My mother was still in the sand
when I last saw her.
Our captor spoke to his new woman
as I was dragged before him. I hung between the hands of the men until they
dropped me at his feet.
I watched my father reload his long
gun.
"I already told you, my
dear," he said to the skeleton woman. "Not that it is your business
to concern yourself with such matters. But as I said, this woman was clearly
mad. Some of them are. That means they are of no use and cannot be sold. The surest
test is simply to set them free. If they run in the direction of their old
villages, why then one can rest assured that they are as sane as the savage
mind can be, and they are well worth keeping. But where was this one headed?
You saw her. Running nowhere, toward wasteland, as mad as a hatter. Mad ones
are a waste of food and water, both here and on board ship. No captain will buy
them. There is nothing for it but to rid oneself of them, as I have done. It's business. That's all. No need
being sentimental about such things."
He finished reloading his gun and
braced it against one hip. The woman stared at me.
People murmured and shielded
their eyes to look into the sun where my mother lay. I
watched the captor.
He looked down at me. "I
taught her little bastard English myself, you know. I
would never have expected her to get up to such devilish tricks. There's simply no trusting them. They are a superstitious
and underhanded lot."
The woman made a sound into the
cloth at her mouth. A sob? Or had my mother just sobbed a last breath, out
there alone on the sand? I tried but could not bring myself to turn toward my
fallen mother.
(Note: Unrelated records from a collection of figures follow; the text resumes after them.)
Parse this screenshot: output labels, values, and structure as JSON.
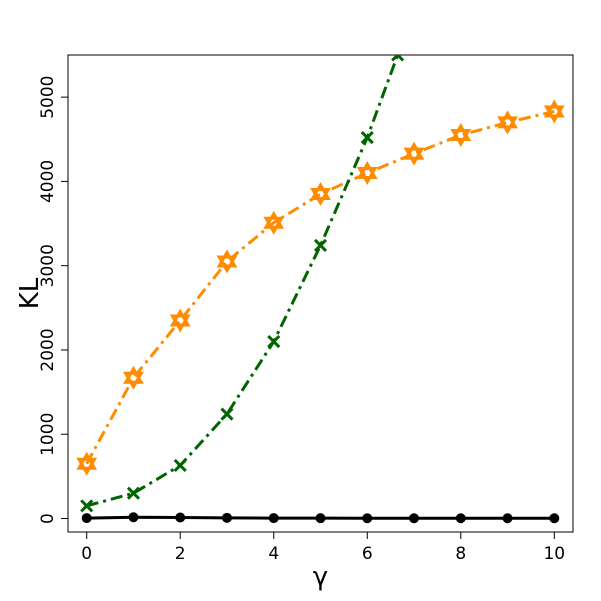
{
  "chart_data": {
    "type": "line",
    "title": "",
    "xlabel": "γ",
    "ylabel": "KL",
    "xlim": [
      -0.4,
      10.4
    ],
    "ylim": [
      -160,
      5500
    ],
    "xticks": [
      0,
      2,
      4,
      6,
      8,
      10
    ],
    "yticks": [
      0,
      1000,
      2000,
      3000,
      4000,
      5000
    ],
    "grid": false,
    "legend": "none",
    "series": [
      {
        "color": "#ff8c00",
        "marker": "star-of-david",
        "linestyle": "dashdot",
        "x": [
          0,
          1,
          2,
          3,
          4,
          5,
          6,
          7,
          8,
          9,
          10
        ],
        "y": [
          650,
          1670,
          2350,
          3050,
          3510,
          3850,
          4100,
          4330,
          4550,
          4700,
          4830
        ]
      },
      {
        "color": "#006400",
        "marker": "x",
        "linestyle": "dashdot",
        "x": [
          0,
          1,
          2,
          3,
          4,
          5,
          6,
          6.65
        ],
        "y": [
          150,
          300,
          630,
          1240,
          2100,
          3240,
          4520,
          5500
        ]
      },
      {
        "color": "#000000",
        "marker": "circle",
        "linestyle": "solid",
        "x": [
          0,
          1,
          2,
          3,
          4,
          5,
          6,
          7,
          8,
          9,
          10
        ],
        "y": [
          5,
          15,
          12,
          8,
          5,
          4,
          3,
          3,
          3,
          3,
          3
        ]
      }
    ]
  }
}
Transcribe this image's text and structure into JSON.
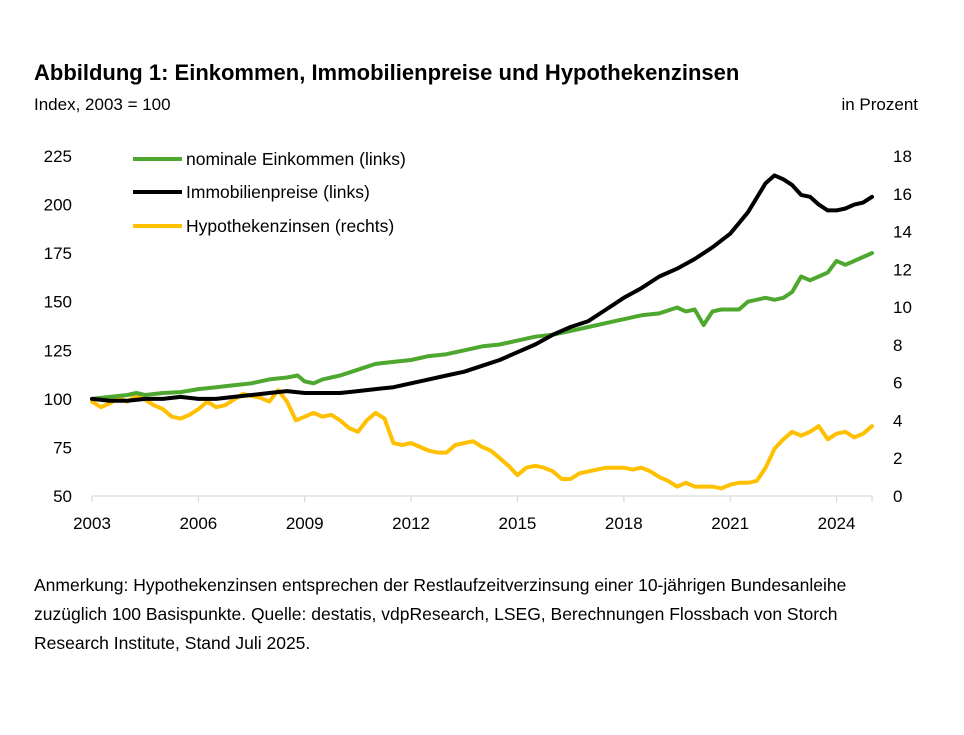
{
  "header": {
    "title": "Abbildung 1: Einkommen, Immobilienpreise und Hypothekenzinsen",
    "subtitle_left": "Index, 2003 = 100",
    "subtitle_right": "in Prozent"
  },
  "note": "Anmerkung: Hypothekenzinsen entsprechen der Restlaufzeitverzinsung einer 10-jährigen Bundesanleihe zuzüglich 100 Basispunkte. Quelle: destatis, vdpResearch, LSEG, Berechnungen Flossbach von Storch Research Institute, Stand Juli 2025.",
  "chart_data": {
    "type": "line",
    "title": "Abbildung 1: Einkommen, Immobilienpreise und Hypothekenzinsen",
    "xlim": [
      2003,
      2025
    ],
    "x_ticks": [
      "2003",
      "2006",
      "2009",
      "2012",
      "2015",
      "2018",
      "2021",
      "2024"
    ],
    "y_left": {
      "label": "Index, 2003 = 100",
      "lim": [
        50,
        225
      ],
      "ticks": [
        "50",
        "75",
        "100",
        "125",
        "150",
        "175",
        "200",
        "225"
      ]
    },
    "y_right": {
      "label": "in Prozent",
      "lim": [
        0,
        18
      ],
      "ticks": [
        "0",
        "2",
        "4",
        "6",
        "8",
        "10",
        "12",
        "14",
        "16",
        "18"
      ]
    },
    "legend_position": "top-left",
    "series": [
      {
        "name": "nominale Einkommen (links)",
        "axis": "left",
        "color": "#4ea72e",
        "points": [
          [
            2003,
            100
          ],
          [
            2003.5,
            101
          ],
          [
            2004,
            102
          ],
          [
            2004.25,
            103
          ],
          [
            2004.5,
            102
          ],
          [
            2005,
            103
          ],
          [
            2005.5,
            103.5
          ],
          [
            2006,
            105
          ],
          [
            2006.5,
            106
          ],
          [
            2007,
            107
          ],
          [
            2007.5,
            108
          ],
          [
            2008,
            110
          ],
          [
            2008.5,
            111
          ],
          [
            2008.8,
            112
          ],
          [
            2009,
            109
          ],
          [
            2009.25,
            108
          ],
          [
            2009.5,
            110
          ],
          [
            2010,
            112
          ],
          [
            2010.5,
            115
          ],
          [
            2011,
            118
          ],
          [
            2011.5,
            119
          ],
          [
            2012,
            120
          ],
          [
            2012.5,
            122
          ],
          [
            2013,
            123
          ],
          [
            2013.5,
            125
          ],
          [
            2014,
            127
          ],
          [
            2014.5,
            128
          ],
          [
            2015,
            130
          ],
          [
            2015.5,
            132
          ],
          [
            2016,
            133
          ],
          [
            2016.5,
            135
          ],
          [
            2017,
            137
          ],
          [
            2017.5,
            139
          ],
          [
            2018,
            141
          ],
          [
            2018.5,
            143
          ],
          [
            2019,
            144
          ],
          [
            2019.5,
            147
          ],
          [
            2019.75,
            145
          ],
          [
            2020,
            146
          ],
          [
            2020.25,
            138
          ],
          [
            2020.5,
            145
          ],
          [
            2020.75,
            146
          ],
          [
            2021,
            146
          ],
          [
            2021.25,
            146
          ],
          [
            2021.5,
            150
          ],
          [
            2022,
            152
          ],
          [
            2022.25,
            151
          ],
          [
            2022.5,
            152
          ],
          [
            2022.75,
            155
          ],
          [
            2023,
            163
          ],
          [
            2023.25,
            161
          ],
          [
            2023.5,
            163
          ],
          [
            2023.75,
            165
          ],
          [
            2024,
            171
          ],
          [
            2024.25,
            169
          ],
          [
            2024.5,
            171
          ],
          [
            2024.75,
            173
          ],
          [
            2025,
            175
          ]
        ]
      },
      {
        "name": "Immobilienpreise (links)",
        "axis": "left",
        "color": "#000000",
        "points": [
          [
            2003,
            100
          ],
          [
            2003.5,
            99
          ],
          [
            2004,
            99
          ],
          [
            2004.5,
            100
          ],
          [
            2005,
            100
          ],
          [
            2005.5,
            101
          ],
          [
            2006,
            100
          ],
          [
            2006.5,
            100
          ],
          [
            2007,
            101
          ],
          [
            2007.5,
            102
          ],
          [
            2008,
            103
          ],
          [
            2008.5,
            104
          ],
          [
            2009,
            103
          ],
          [
            2009.5,
            103
          ],
          [
            2010,
            103
          ],
          [
            2010.5,
            104
          ],
          [
            2011,
            105
          ],
          [
            2011.5,
            106
          ],
          [
            2012,
            108
          ],
          [
            2012.5,
            110
          ],
          [
            2013,
            112
          ],
          [
            2013.5,
            114
          ],
          [
            2014,
            117
          ],
          [
            2014.5,
            120
          ],
          [
            2015,
            124
          ],
          [
            2015.5,
            128
          ],
          [
            2016,
            133
          ],
          [
            2016.5,
            137
          ],
          [
            2017,
            140
          ],
          [
            2017.5,
            146
          ],
          [
            2018,
            152
          ],
          [
            2018.5,
            157
          ],
          [
            2019,
            163
          ],
          [
            2019.5,
            167
          ],
          [
            2020,
            172
          ],
          [
            2020.5,
            178
          ],
          [
            2021,
            185
          ],
          [
            2021.5,
            196
          ],
          [
            2022,
            211
          ],
          [
            2022.25,
            215
          ],
          [
            2022.5,
            213
          ],
          [
            2022.75,
            210
          ],
          [
            2023,
            205
          ],
          [
            2023.25,
            204
          ],
          [
            2023.5,
            200
          ],
          [
            2023.75,
            197
          ],
          [
            2024,
            197
          ],
          [
            2024.25,
            198
          ],
          [
            2024.5,
            200
          ],
          [
            2024.75,
            201
          ],
          [
            2025,
            204
          ]
        ]
      },
      {
        "name": "Hypothekenzinsen (rechts)",
        "axis": "right",
        "color": "#ffc000",
        "points": [
          [
            2003,
            5.0
          ],
          [
            2003.25,
            4.7
          ],
          [
            2003.5,
            4.9
          ],
          [
            2003.75,
            5.2
          ],
          [
            2004,
            5.0
          ],
          [
            2004.25,
            5.3
          ],
          [
            2004.5,
            5.1
          ],
          [
            2004.75,
            4.8
          ],
          [
            2005,
            4.6
          ],
          [
            2005.25,
            4.2
          ],
          [
            2005.5,
            4.1
          ],
          [
            2005.75,
            4.3
          ],
          [
            2006,
            4.6
          ],
          [
            2006.25,
            5.0
          ],
          [
            2006.5,
            4.7
          ],
          [
            2006.75,
            4.8
          ],
          [
            2007,
            5.1
          ],
          [
            2007.25,
            5.4
          ],
          [
            2007.5,
            5.3
          ],
          [
            2007.75,
            5.2
          ],
          [
            2008,
            5.0
          ],
          [
            2008.25,
            5.6
          ],
          [
            2008.5,
            5.0
          ],
          [
            2008.75,
            4.0
          ],
          [
            2009,
            4.2
          ],
          [
            2009.25,
            4.4
          ],
          [
            2009.5,
            4.2
          ],
          [
            2009.75,
            4.3
          ],
          [
            2010,
            4.0
          ],
          [
            2010.25,
            3.6
          ],
          [
            2010.5,
            3.4
          ],
          [
            2010.75,
            4.0
          ],
          [
            2011,
            4.4
          ],
          [
            2011.25,
            4.1
          ],
          [
            2011.5,
            2.8
          ],
          [
            2011.75,
            2.7
          ],
          [
            2012,
            2.8
          ],
          [
            2012.25,
            2.6
          ],
          [
            2012.5,
            2.4
          ],
          [
            2012.75,
            2.3
          ],
          [
            2013,
            2.3
          ],
          [
            2013.25,
            2.7
          ],
          [
            2013.5,
            2.8
          ],
          [
            2013.75,
            2.9
          ],
          [
            2014,
            2.6
          ],
          [
            2014.25,
            2.4
          ],
          [
            2014.5,
            2.0
          ],
          [
            2014.75,
            1.6
          ],
          [
            2015,
            1.1
          ],
          [
            2015.25,
            1.5
          ],
          [
            2015.5,
            1.6
          ],
          [
            2015.75,
            1.5
          ],
          [
            2016,
            1.3
          ],
          [
            2016.25,
            0.9
          ],
          [
            2016.5,
            0.9
          ],
          [
            2016.75,
            1.2
          ],
          [
            2017,
            1.3
          ],
          [
            2017.25,
            1.4
          ],
          [
            2017.5,
            1.5
          ],
          [
            2017.75,
            1.5
          ],
          [
            2018,
            1.5
          ],
          [
            2018.25,
            1.4
          ],
          [
            2018.5,
            1.5
          ],
          [
            2018.75,
            1.3
          ],
          [
            2019,
            1.0
          ],
          [
            2019.25,
            0.8
          ],
          [
            2019.5,
            0.5
          ],
          [
            2019.75,
            0.7
          ],
          [
            2020,
            0.5
          ],
          [
            2020.25,
            0.5
          ],
          [
            2020.5,
            0.5
          ],
          [
            2020.75,
            0.4
          ],
          [
            2021,
            0.6
          ],
          [
            2021.25,
            0.7
          ],
          [
            2021.5,
            0.7
          ],
          [
            2021.75,
            0.8
          ],
          [
            2022,
            1.5
          ],
          [
            2022.25,
            2.5
          ],
          [
            2022.5,
            3.0
          ],
          [
            2022.75,
            3.4
          ],
          [
            2023,
            3.2
          ],
          [
            2023.25,
            3.4
          ],
          [
            2023.5,
            3.7
          ],
          [
            2023.75,
            3.0
          ],
          [
            2024,
            3.3
          ],
          [
            2024.25,
            3.4
          ],
          [
            2024.5,
            3.1
          ],
          [
            2024.75,
            3.3
          ],
          [
            2025,
            3.7
          ]
        ]
      }
    ]
  }
}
My eyes were fixed, mindless, on my captor.
He turned from me. "Well,
there you have it, old thing. I regret that this is your introduction to the
Gold Coast. But you can't say I haven't warned your
father. Most excellent man, and all that, your father, but he won't hear reason, will he? This godforsaken shore is no
place for a lady. Now, come along, old girl, or these blasted mosquitoes shall
be the death of us."
He touched her bent elbow. His
hand wavered toward her cheek but dropped away as she turned from me at last to
start through the fortress gates.
He let her go ahead. Then he
doubled back to strike me in the face with the butt of his reloaded gun.
And that is why I never saw my
mother, nor the sand on which she died above her babies' bones, again.
For when I came to, I was on
board a ship that had already set sail. The shore, my siblings' graves, and my
fallen mother had all been left long and far behind.